Samir, le maître chanteur de la Corniche

Sous une pluie diluvienne ou sous un soleil écrasant, tous les jours et à toutes les heures de la journée, il offre sa voix, sa bonne humeur et son sourire à des passants en quête de légèreté. Il s’appelle Samir el-Khoury et il est chanteur du dimanche et des autres jours.

Samir, le maître chanteur de la Corniche

Samir el-Khoury, le maître chanteur de la Corniche. Photo C.H.

Avec sa gueule de métèque, son allure d’artiste, son chapeau, ses lunettes, ses pantalons de toutes les couleurs et son enregistreur pendu au cou, Samir est le maître chanteur de ce bord de mer. Le visage hâlé, creusé de profondes rides, un grand sourire édenté, Samir vient semer du bonheur sur cette corniche qui appartient à tous, et fait chanter les plus silencieux. 76 ans au cadran de sa vie pas toujours facile, surtout ces dernières années, il vient ici autant pour guérir et oublier ses maux que pour caresser les mots des autres. Car Samir rêvait d’être poète ou chanteur. Ou les deux à la fois.

« Je m’appelle Samir Élias el-Khoury, je ne mens pas », jure-t-il en brandissant sa carte d’identité sortie d’un vieux portefeuille froissé presque vide. Son nom ne vous dira rien, mais son visage, sa présence et ses sollicitations discrètes, sans être insistantes, sont touchants. Samir, muni de son vieil enregistreur des années 70, d’un micro qui chante faux et de son énergie fabuleuse, égrène des airs qui sont devenus son répertoire quotidien. Il chante, s’égosille, aligne quelques pas de danse et rend les gens heureux, même si parfois, le cœur n’y est pas. Le sien ou celui de ces étrangers dont il croise un instant le regard. « Je suis né au centre de Aïn Mreissé, mon sang, mon identité, mon être tout entier appartient à ce lieu. » « Mais, habibit albé, mon grand amour, c’est la grotte aux Pigeons. Tu veux savoir pourquoi ? »

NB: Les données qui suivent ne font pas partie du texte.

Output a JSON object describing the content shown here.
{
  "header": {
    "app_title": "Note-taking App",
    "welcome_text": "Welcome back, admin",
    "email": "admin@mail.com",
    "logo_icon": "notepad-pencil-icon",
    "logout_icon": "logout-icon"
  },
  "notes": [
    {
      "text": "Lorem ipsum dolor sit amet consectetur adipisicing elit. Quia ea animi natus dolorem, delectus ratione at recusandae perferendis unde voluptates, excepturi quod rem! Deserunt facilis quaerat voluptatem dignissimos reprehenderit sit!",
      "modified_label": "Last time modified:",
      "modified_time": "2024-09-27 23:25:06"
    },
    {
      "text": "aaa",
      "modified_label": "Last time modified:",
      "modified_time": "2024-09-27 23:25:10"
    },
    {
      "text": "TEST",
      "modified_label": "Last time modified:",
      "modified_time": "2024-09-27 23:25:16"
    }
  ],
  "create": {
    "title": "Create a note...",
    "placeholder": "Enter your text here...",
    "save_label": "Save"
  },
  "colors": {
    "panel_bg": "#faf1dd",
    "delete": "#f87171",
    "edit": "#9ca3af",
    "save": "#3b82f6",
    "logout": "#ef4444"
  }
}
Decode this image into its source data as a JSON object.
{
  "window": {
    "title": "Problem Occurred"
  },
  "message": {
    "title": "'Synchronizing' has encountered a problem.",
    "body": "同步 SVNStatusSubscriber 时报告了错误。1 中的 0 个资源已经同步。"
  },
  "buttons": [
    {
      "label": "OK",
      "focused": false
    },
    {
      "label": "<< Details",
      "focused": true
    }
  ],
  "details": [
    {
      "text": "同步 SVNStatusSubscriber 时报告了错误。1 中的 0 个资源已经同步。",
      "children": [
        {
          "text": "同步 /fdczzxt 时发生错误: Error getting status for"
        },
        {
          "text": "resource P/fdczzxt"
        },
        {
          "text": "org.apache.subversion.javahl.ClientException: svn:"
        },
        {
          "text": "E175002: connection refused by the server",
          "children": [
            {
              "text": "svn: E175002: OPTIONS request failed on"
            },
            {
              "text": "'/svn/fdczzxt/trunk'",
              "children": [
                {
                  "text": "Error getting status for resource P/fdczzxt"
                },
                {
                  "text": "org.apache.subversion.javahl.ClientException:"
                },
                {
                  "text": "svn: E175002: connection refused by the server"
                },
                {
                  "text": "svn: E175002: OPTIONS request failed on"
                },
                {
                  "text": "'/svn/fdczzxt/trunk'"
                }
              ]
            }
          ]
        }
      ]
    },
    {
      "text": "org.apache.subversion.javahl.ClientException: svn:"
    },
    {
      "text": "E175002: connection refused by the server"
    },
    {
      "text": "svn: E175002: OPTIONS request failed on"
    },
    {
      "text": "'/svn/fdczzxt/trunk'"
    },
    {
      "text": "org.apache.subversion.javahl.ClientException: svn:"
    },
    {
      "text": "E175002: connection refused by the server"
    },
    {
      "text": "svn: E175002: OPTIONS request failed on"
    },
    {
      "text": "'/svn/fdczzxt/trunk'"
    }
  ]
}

Samir el-Khoury, le maître chanteur de la Corniche. Photo C.H.

J’aurais voulu être un poète

De son enfance qui semble avoir été difficile, il préfère par pudeur taire les détails les plus personnels. Samir n’aime pas parler de malheurs mais plutôt des bontés que « Dieu merci, la vie nous offre encore ». Il confiera en quelques mots brefs que, très jeune, il fuyait déjà et régulièrement la maison, avant de partir définitivement à l’adolescence ; que durant toutes ces années de fugues régulières, il aimait se réfugier face à cette grotte aux mille et une histoires. « Regarde, dit-il en sortant de ce même portefeuille gardien de ses souvenirs un cliché du site, on dirait une femme. Regarde bien, tu peux distinguer son profil, ses cheveux, son nez, ses yeux, son menton. Tu vois ? La grotte, c’est ma mère, c’est elle qui m’a recueilli dans mes moments de solitude. » « Un jour, raconte-t-il, j’étais installé devant elle, arrive un monsieur un cahier à la main. » « Ammo, qu’est-ce que tu fais là, pourquoi n’es-tu pas à l’école ? » lui demande-t-il. Alors que l’écolier déserteur lui confie sa passion pour cette dame sans âge, la décrivant avec ses mots pleins d’amour, l’inconnu lui précise : « Je m’appelle Nizar. Un jour, tu entendras parler de moi. Un jour tu me liras. » C’était Nizar Kabbani, celui que l’on surnomme le poète de la femme… « Il m’a écouté, je l’ai inspiré… » Et Samir de fredonner fièrement les paroles de Risala Men Taht el-Maa, chantée par Abdel Halim Hafez… « J’ai découvert la chanson à 19 ans et j’ai compris… »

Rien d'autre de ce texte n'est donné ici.